Окончательная синхронизация
Шрифт:
— Уф, хоть на этом спасибо! — облегченно выдохнула Эва, — Чувствую себя, как свинья после прогулки в болоте. Может и переодеться найдется во что?
— В комнатах пошарьте в шкафах, там обязательно должно быть сменное белье и что-то из одежды. Насчет размеров не обещаю, но сухо и чисто, — добавил куратор на прощание.
Мы устроили куратора поудобнее на кушетке, накрыли одеялом и вышли из бокса.
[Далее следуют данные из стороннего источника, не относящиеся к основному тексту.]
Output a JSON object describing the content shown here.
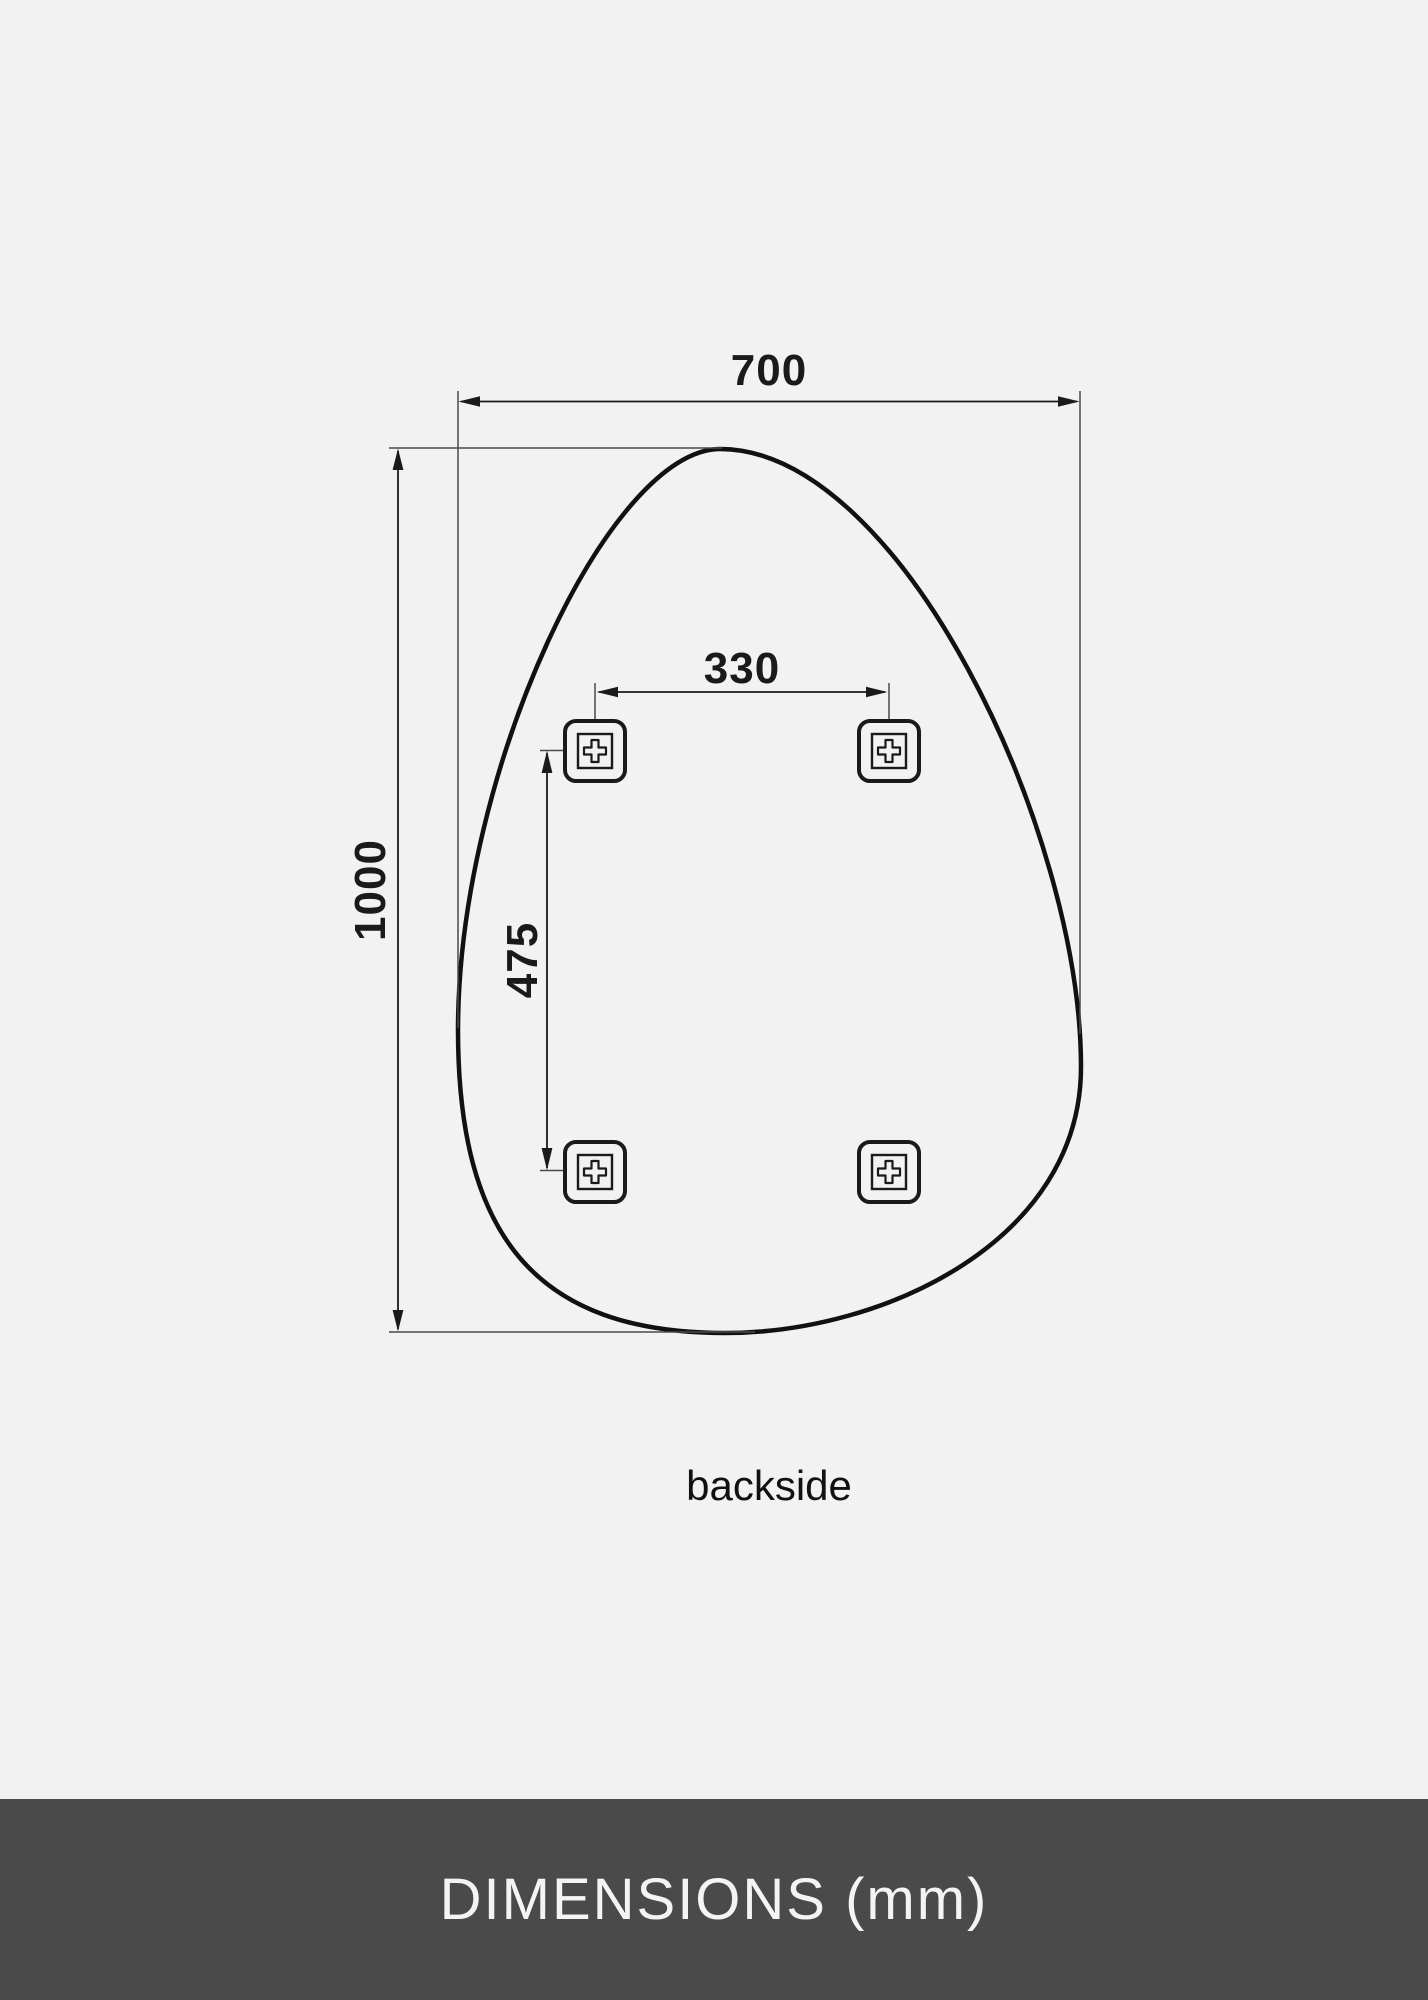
{
  "page": {
    "background": "#f2f2f2",
    "line_color": "#1a1a1a"
  },
  "diagram": {
    "width_label": "700",
    "height_label": "1000",
    "bracket_spacing_horizontal_label": "330",
    "bracket_spacing_vertical_label": "475",
    "view_label": "backside",
    "mount_bracket_count": 4,
    "unit": "mm"
  },
  "footer": {
    "title": "DIMENSIONS (mm)",
    "background": "#4a4a4a",
    "text_color": "#f4f4f4"
  }
}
Двери решили не закрывать, вдруг чего случится, хотя бы услышим. Устроились напротив медотсека в стерильно пустой комнате. Странно тут как-то все — чисто и пусто, словно все ушли, потом все помыли, почистили и подготовили для следующих жильцов. Одежда лежит, белье, простынки. Приют таежный для заблудившихся
Одежду нашли быстро, действительно чистая, пахнущая недавней дезинфекцией. Быстренько сполоснулись в душевой кабинке, переоделись и почувствовали, что минувшие события изрядно укрепили в нас чувство голода. Настала пора ему жестоко отомстить борщом и котлетами. Хотя…
После недолгой инспекции холодильников и шкафов борща в пакете не нашлось. Мы разогрели по паре брикетов с соблазнительной надписью «Пюре картофельное с бифштексом натуральным», съели их в тишине, запили водой и отодвинулись от стола, чувствуя сытную дрему.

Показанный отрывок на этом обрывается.